由于特征图空间中需要插值的张量参数远远多于属性本身,我们建议对特征图插值中使用的张量 α𝛼\alphaitalic_α 施加平滑限制。从等式6中可以看到,平滑损失鼓励插值张量在空间上由分段常数块组成,这在自然图像处理中被广泛用作逐像素去噪目标。

smooth(𝜷)=h=1HF1w=1WF𝜷h+1,w𝜷h,w22+h=1HFw=1WF1𝜷h,w+1𝜷h,w22subscriptsmooth𝜷superscriptsubscript1subscript𝐻𝐹1superscriptsubscript𝑤1subscript𝑊𝐹subscriptsuperscriptnormsubscript𝜷1𝑤subscript𝜷𝑤22superscriptsubscript1subscript𝐻𝐹superscriptsubscript𝑤1subscript𝑊𝐹1subscriptsuperscriptnormsubscript𝜷𝑤1subscript𝜷𝑤22\mathcal{L}_{\text{smooth}}(\boldsymbol{\beta})=\sum_{h=1}^{H_{F}-1}\sum_{w=1}^{W_{F}}\|{\boldsymbol{\beta}}_{h+1,w}-{\boldsymbol{\beta}}_{h,w}\|^{2}_{2}+\sum_{h=1}^{H_{F}}\sum_{w=1}^{W_{F}-1}\|{\boldsymbol{\beta}}_{h,w+1}-{\boldsymbol{\beta}}_{h,w}\|^{2}_{2}caligraphic_L start_POSTSUBSCRIPT smooth end_POSTSUBSCRIPT ( bold_italic_β ) = ∑ start_POSTSUBSCRIPT italic_h = 1 end_POSTSUBSCRIPT start_POSTSUPERSCRIPT italic_H start_POSTSUBSCRIPT italic_F end_POSTSUBSCRIPT - 1 end_POSTSUPERSCRIPT ∑ start_POSTSUBSCRIPT italic_w = 1 end_POSTSUBSCRIPT start_POSTSUPERSCRIPT italic_W start_POSTSUBSCRIPT italic_F end_POSTSUBSCRIPT end_POSTSUPERSCRIPT ∥ bold_italic_β start_POSTSUBSCRIPT italic_h + 1 , italic_w end_POSTSUBSCRIPT - bold_italic_β start_POSTSUBSCRIPT italic_h , italic_w end_POSTSUBSCRIPT ∥ start_POSTSUPERSCRIPT 2 end_POSTSUPERSCRIPT start_POSTSUBSCRIPT 2 end_POSTSUBSCRIPT + ∑ start_POSTSUBSCRIPT italic_h = 1 end_POSTSUBSCRIPT start_POSTSUPERSCRIPT italic_H start_POSTSUBSCRIPT italic_F end_POSTSUBSCRIPT end_POSTSUPERSCRIPT ∑ start_POSTSUBSCRIPT italic_w = 1 end_POSTSUBSCRIPT start_POSTSUPERSCRIPT italic_W start_POSTSUBSCRIPT italic_F end_POSTSUBSCRIPT - 1 end_POSTSUPERSCRIPT ∥ bold_italic_β start_POSTSUBSCRIPT italic_h , italic_w + 1 end_POSTSUBSCRIPT - bold_italic_β start_POSTSUBSCRIPT italic_h , italic_w end_POSTSUBSCRIPT ∥ start_POSTSUPERSCRIPT 2 end_POSTSUPERSCRIPT start_POSTSUBSCRIPT 2 end_POSTSUBSCRIPT (6)

4 Experiments 4实验

In the experimental section, we mainly focus on analyzing the proposed SemanticAdv in attacking state-of-the-art face recognition systems [63, 59, 80, 67] due to its wide applicability (e.g., identification for mobile payment) in the real world.
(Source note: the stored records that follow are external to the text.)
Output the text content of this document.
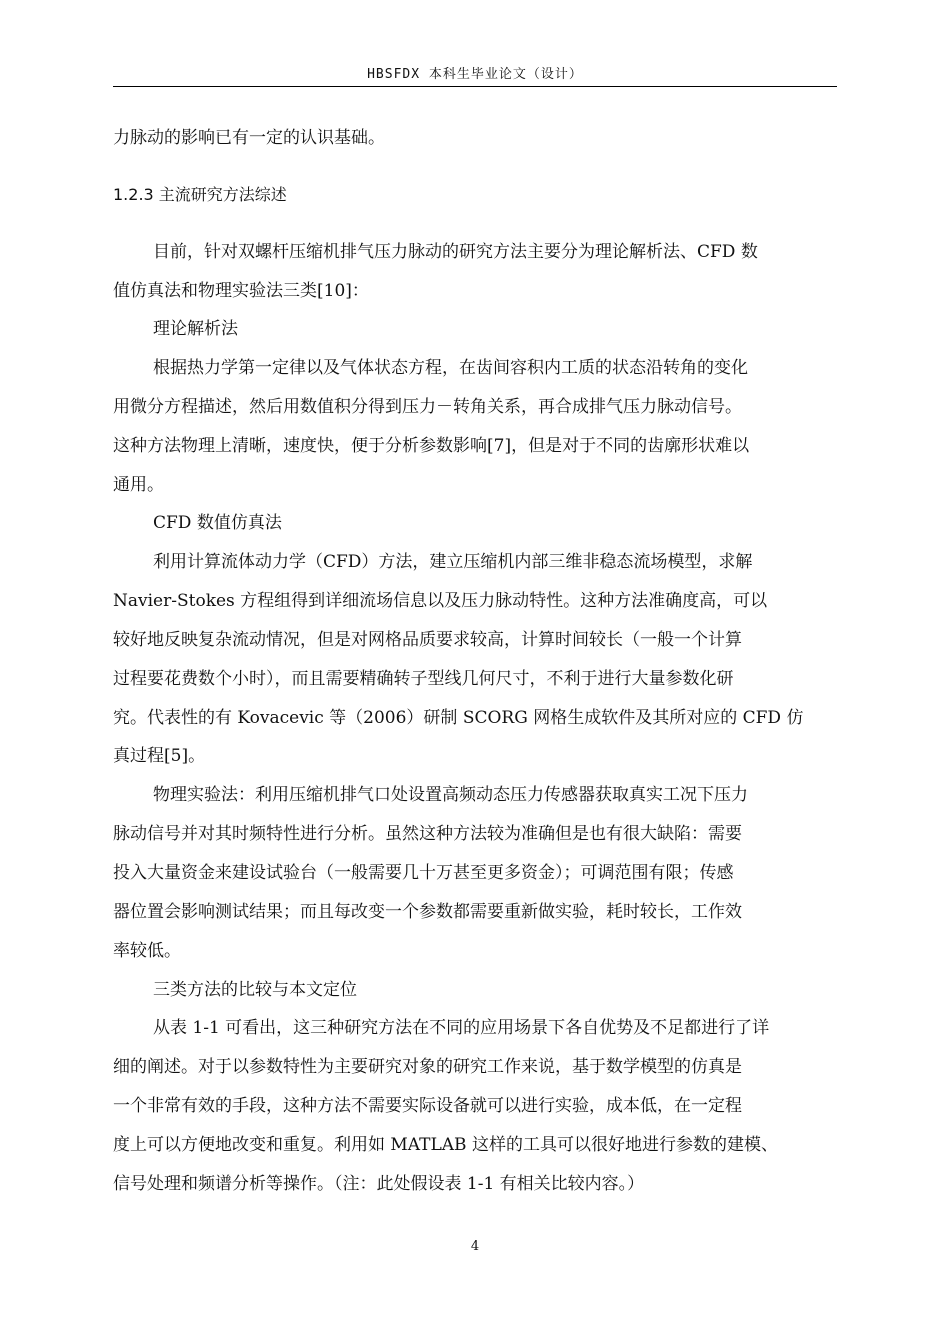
HBSFDX 本科生毕业论文（设计）
力脉动的影响已有一定的认识基础。
1.2.3 主流研究方法综述
目前，针对双螺杆压缩机排气压力脉动的研究方法主要分为理论解析法、CFD 数
值仿真法和物理实验法三类[10]：
理论解析法
根据热力学第一定律以及气体状态方程，在齿间容积内工质的状态沿转角的变化
用微分方程描述，然后用数值积分得到压力－转角关系，再合成排气压力脉动信号。
这种方法物理上清晰，速度快，便于分析参数影响[7]，但是对于不同的齿廓形状难以
通用。
CFD 数值仿真法
利用计算流体动力学（CFD）方法，建立压缩机内部三维非稳态流场模型，求解
Navier-Stokes 方程组得到详细流场信息以及压力脉动特性。这种方法准确度高，可以
较好地反映复杂流动情况，但是对网格品质要求较高，计算时间较长（一般一个计算
过程要花费数个小时），而且需要精确转子型线几何尺寸，不利于进行大量参数化研
究。代表性的有 Kovacevic 等（2006）研制 SCORG 网格生成软件及其所对应的 CFD 仿
真过程[5]。
物理实验法：利用压缩机排气口处设置高频动态压力传感器获取真实工况下压力
脉动信号并对其时频特性进行分析。虽然这种方法较为准确但是也有很大缺陷：需要
投入大量资金来建设试验台（一般需要几十万甚至更多资金）；可调范围有限；传感
器位置会影响测试结果；而且每改变一个参数都需要重新做实验，耗时较长，工作效
率较低。
三类方法的比较与本文定位
从表 1-1 可看出，这三种研究方法在不同的应用场景下各自优势及不足都进行了详
细的阐述。对于以参数特性为主要研究对象的研究工作来说，基于数学模型的仿真是
一个非常有效的手段，这种方法不需要实际设备就可以进行实验，成本低，在一定程
度上可以方便地改变和重复。利用如 MATLAB 这样的工具可以很好地进行参数的建模、
信号处理和频谱分析等操作。（注：此处假设表 1-1 有相关比较内容。）
4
We attack both face verification and face landmark detection by generating attribute-conditioned adversarial examples using annotations from CelebA dataset [40]. In addition, we extend our attack to urban street scenes with semantic label maps as the condition. We attack the semantic segmentation model DRN-D-22 [77] previously trained on Cityscape [14] by generating adversarial examples with dynamic objects manipulated (e.g., insert a car into the scene).
在实验部分,我们主要关注分析提出的SemanticAdv在攻击最先进的人脸识别系统[63, 59, 80, 67]中的应用,这是由于其在现实世界中具有广泛的适用性(例如,移动支付的识别)。我们通过使用CelebA数据集[40]的注释生成属性条件对抗样本,攻击人脸验证和人脸特征点检测。此外,我们将我们的攻击扩展到具有语义标签地图作为条件的城市街景。我们攻击先前在Cityscape[14]上训练的语义分割模型DRN-D-22[77],通过生成具有动态物体操纵的对抗样本(例如,在场景中插入一辆汽车)。

The experimental section is organized as follows. First, we analyze the quality of generated adversarial examples and qualitatively compare our method with psubscript𝑝\mathcal{L}_{p}caligraphic_L start_POSTSUBSCRIPT italic_p end_POSTSUBSCRIPT bounded pixel-wise optimization-based methods [10, 16, 73]. Second, we provide both qualitative and quantitative results by controlling single semantic attribute. In terms of attack transferability, we evaluate our proposed SemanticAdv in various settings and further demonstrate the effectiveness of our method via query-free black-box attacks against online face verification platforms. Third, we compare our method with the baseline methods against different defense methods on the face verification task. Fourth, we demonstrate that our SemanticAdv is a general framework by showing the results in other tasks including face landmark detection and street-view semantic segmentation.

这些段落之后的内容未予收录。